The Department for Education said it was a “national scandal” that almost half the adult population have poor numeracy skills. It said it wanted the vast majority of young people to continue to study maths up to 18 within a decade to meet the growing demand for employees with high-level and intermediate maths skills.

“We are undertaking a root and branch review of how maths is taught in schools, attracting the best maths graduates into the profession, strengthening training through our network of specialist teaching schools and we are overhauling GCSEs and A-levels to make sure they are robust and in line with the best education systems in the world,” the DfE said in a statement.

In a February 2012 dinner address, Australia’s Nobel Prize-winning astronomer Brian Schmidt went so far as to warn that Australia’s resource boom was threatened by a lock of highly-trained engineers. He noted “Too many kids who are willing and able to excel at maths are taught by teachers without the competency required to teach the subjects they are teaching.” [The Australian report].

At the same forum, Australia’s Chief Scientist Ian Chubb said that part of the problem was because mathematics and science courses were considered “boring,” so that “radical curriculum changes” are needed. “We need to think about how to deliver the science and mathematics to a generation of students that have many more options available to them,” he said.

The situation is not bleak everywhere. Finland and Canada, for example, rated an “A” in an international ranking of 17 first-world nations in education and skills. Finland has ranked at (or near) the top of the OECD nations in educational performance for more than ten straight years [Atlantic article].
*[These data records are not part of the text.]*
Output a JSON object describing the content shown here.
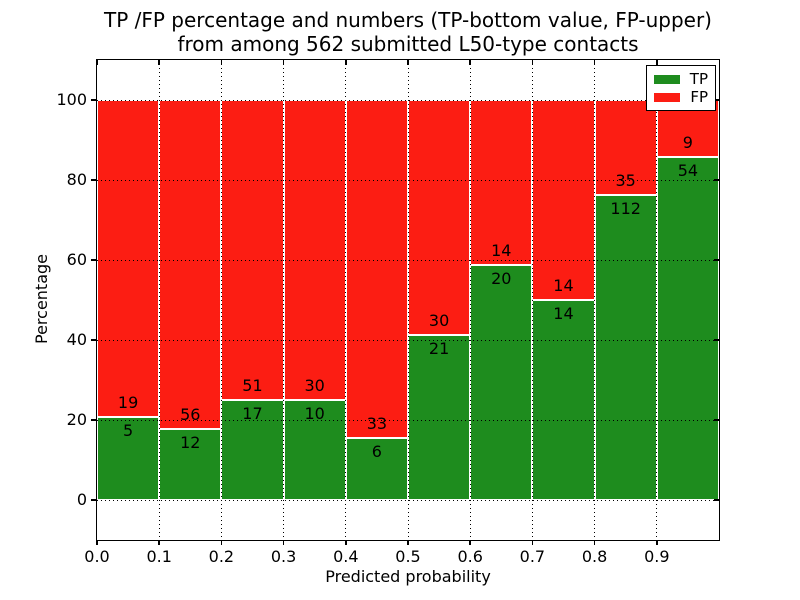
{
  "figure": {
    "title_line1": "TP /FP percentage and numbers (TP-bottom value, FP-upper)",
    "title_line2": "from among 562 submitted L50-type contacts",
    "xlabel": "Predicted probability",
    "ylabel": "Percentage"
  },
  "chart_data": {
    "type": "bar",
    "stacked": true,
    "normalized": "each bar scaled to 100%, split by TP fraction; labels show raw counts",
    "title": "TP /FP percentage and numbers (TP-bottom value, FP-upper) from among 562 submitted L50-type contacts",
    "xlabel": "Predicted probability",
    "ylabel": "Percentage",
    "total_contacts": 562,
    "x_bin_edges": [
      0.0,
      0.1,
      0.2,
      0.3,
      0.4,
      0.5,
      0.6,
      0.7,
      0.8,
      0.9,
      1.0
    ],
    "x_tick_labels": [
      "0.0",
      "0.1",
      "0.2",
      "0.3",
      "0.4",
      "0.5",
      "0.6",
      "0.7",
      "0.8",
      "0.9"
    ],
    "y_ticks": [
      0,
      20,
      40,
      60,
      80,
      100
    ],
    "xlim": [
      0.0,
      1.0
    ],
    "ylim": [
      -10,
      110
    ],
    "grid": true,
    "grid_style": "dotted black",
    "legend_position": "upper right",
    "series": [
      {
        "name": "TP",
        "color": "#1e8c1e",
        "values": [
          5,
          12,
          17,
          10,
          6,
          21,
          20,
          14,
          112,
          54
        ]
      },
      {
        "name": "FP",
        "color": "#fc1d13",
        "values": [
          19,
          56,
          51,
          30,
          33,
          30,
          14,
          14,
          35,
          9
        ]
      }
    ],
    "tp_percent_per_bin": [
      20.8,
      17.6,
      25.0,
      25.0,
      15.4,
      41.2,
      58.8,
      50.0,
      76.2,
      85.7
    ],
    "colors": {
      "background": "#ffffff",
      "text": "#000000",
      "spine": "#000000",
      "bar_edge": "#ffffff"
    }
  }
}
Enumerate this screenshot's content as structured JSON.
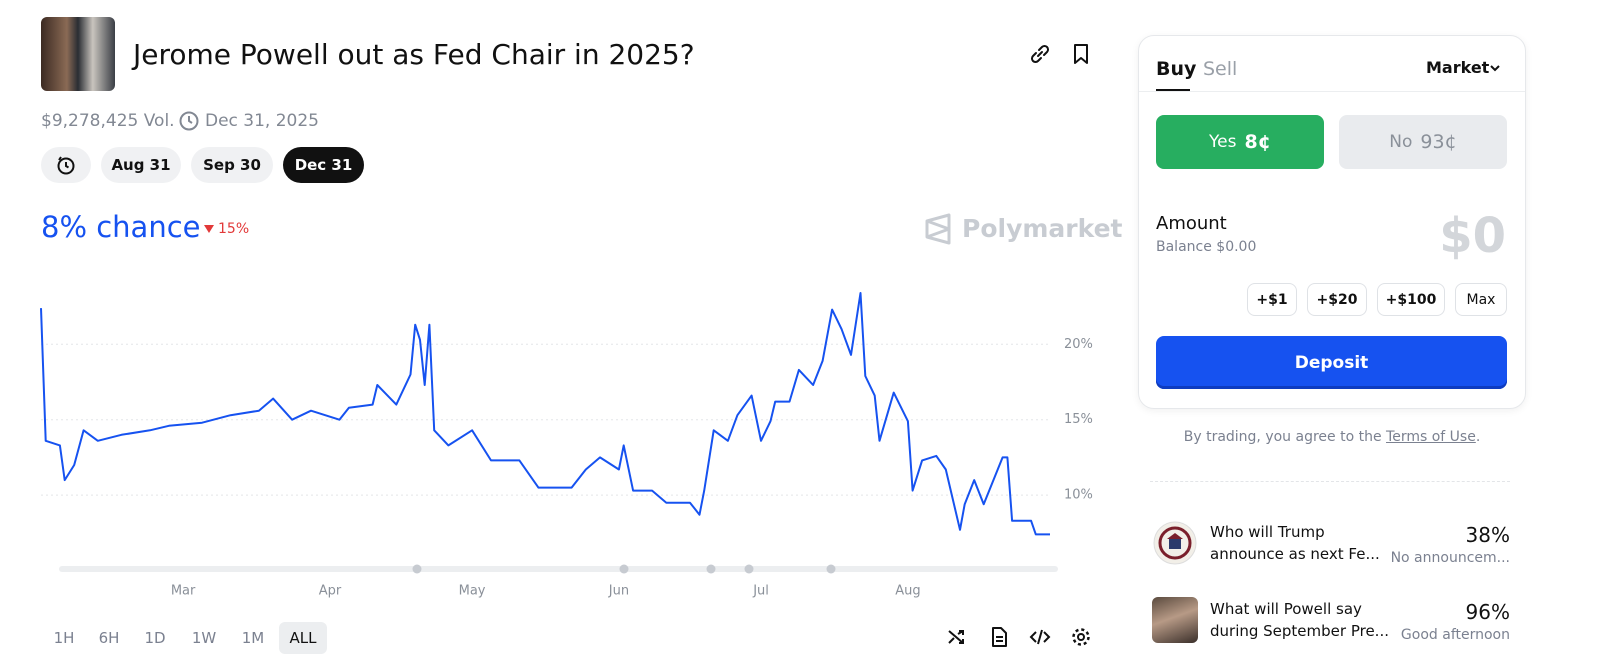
{
  "header": {
    "title": "Jerome Powell out as Fed Chair in 2025?",
    "volume": "$9,278,425 Vol.",
    "end_date": "Dec 31, 2025"
  },
  "date_tabs": [
    "Aug 31",
    "Sep 30",
    "Dec 31"
  ],
  "chance": "8% chance",
  "change": "15%",
  "brand": "Polymarket",
  "chart_data": {
    "type": "line",
    "color": "#1652f0",
    "x": [
      30,
      31,
      34,
      35,
      37,
      39,
      42,
      47,
      53,
      57,
      64,
      70,
      76,
      79,
      83,
      87,
      93,
      95,
      100,
      101,
      105,
      108,
      109,
      110,
      111,
      112,
      113,
      116,
      121,
      125,
      131,
      135,
      142,
      145,
      148,
      152,
      153,
      155,
      159,
      162,
      167,
      169,
      170,
      172,
      175,
      177,
      180,
      182,
      184,
      185,
      188,
      190,
      193,
      195,
      197,
      199,
      201,
      203,
      204,
      206,
      207,
      210,
      213,
      214,
      216,
      219,
      221,
      224,
      225,
      227,
      229,
      233,
      234,
      235,
      239,
      240,
      243
    ],
    "values": [
      22.4,
      13.6,
      13.3,
      11.0,
      12.0,
      14.3,
      13.6,
      14.0,
      14.3,
      14.6,
      14.8,
      15.3,
      15.6,
      16.4,
      15.0,
      15.6,
      15.0,
      15.8,
      16.0,
      17.3,
      16.0,
      18.0,
      21.3,
      20.3,
      17.3,
      21.3,
      14.3,
      13.3,
      14.3,
      12.3,
      12.3,
      10.5,
      10.5,
      11.7,
      12.5,
      11.7,
      13.3,
      10.3,
      10.3,
      9.5,
      9.5,
      8.7,
      10.3,
      14.3,
      13.6,
      15.3,
      16.6,
      13.6,
      14.9,
      16.2,
      16.2,
      18.3,
      17.3,
      18.9,
      22.3,
      21.0,
      19.3,
      23.4,
      17.9,
      16.6,
      13.6,
      16.8,
      14.9,
      10.3,
      12.3,
      12.6,
      11.7,
      7.7,
      9.4,
      11.0,
      9.4,
      12.5,
      12.5,
      8.3,
      8.3,
      7.4,
      7.4
    ],
    "xlim": [
      30,
      243
    ],
    "xticks": [
      {
        "value": 60,
        "label": "Mar"
      },
      {
        "value": 91,
        "label": "Apr"
      },
      {
        "value": 121,
        "label": "May"
      },
      {
        "value": 152,
        "label": "Jun"
      },
      {
        "value": 182,
        "label": "Jul"
      },
      {
        "value": 213,
        "label": "Aug"
      }
    ],
    "ylim": [
      5.7,
      23.6
    ],
    "yticks": [
      {
        "value": 10,
        "label": "10%"
      },
      {
        "value": 15,
        "label": "15%"
      },
      {
        "value": 20,
        "label": "20%"
      }
    ],
    "grid": true
  },
  "timeframes": [
    "1H",
    "6H",
    "1D",
    "1W",
    "1M",
    "ALL"
  ],
  "trade": {
    "tabs": [
      "Buy",
      "Sell"
    ],
    "order_type": "Market",
    "yes_label": "Yes",
    "yes_price": "8¢",
    "no_label": "No",
    "no_price": "93¢",
    "amount_label": "Amount",
    "balance": "Balance $0.00",
    "amount": "$0",
    "quick_add": [
      "+$1",
      "+$20",
      "+$100",
      "Max"
    ],
    "deposit": "Deposit",
    "terms_prefix": "By trading, you agree to the ",
    "terms_link": "Terms of Use",
    "terms_suffix": "."
  },
  "related": [
    {
      "title": "Who will Trump announce as next Fe...",
      "percent": "38%",
      "outcome": "No announcem..."
    },
    {
      "title": "What will Powell say during September Pre...",
      "percent": "96%",
      "outcome": "Good afternoon"
    }
  ]
}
Canada’s strength derives, in part from the system’s primary focus on K-12 education. On the other hand, Canada has a challenge to educate and train the three million adults who have only “Level 1” literacy [Conference Board report]. ¬†This would seem to show that you do get what you pay for!

Meanwhile, the Asian tigers of Japan, Taiwan, China, Korea and Singapore are not standing still, with impressive gains in educational performance. See PIIGS, BRICS and STRAW for details.

So what can be done? Perhaps all nations can examine the educational programs of highly successful nations such as Finland. The Finnish educational system eschews standards tests, preferring instead custom tests devised by highly qualified teachers — several decades ago the government required all teachers to have master’s degrees. Another is their focus on basic education from age 7 until 16, at which point 95 percent of the population continues in either vocational or academic high schools. According to Pasi Sahlberg, a Finnish educator and author, “The primary aim of education is to serve as an equalizing instrument for society.” [NY Times article].

For some related details and discussion, see Scientists in politics, Poor quality math and computer science courses, Innumeracy and public risk and PIIGS, BRICs and STRAW.

[Added 11 Jun 2012] Improving mathematical education continues to focus the attention of governments worldwide. An article in the UK Telegraph reports that government ministers there are set to announce a new program specifying specific tasks that students will be expected to master at each grade, reversing a decade or two of “dumbing down” the mathematics curriculum in public schools.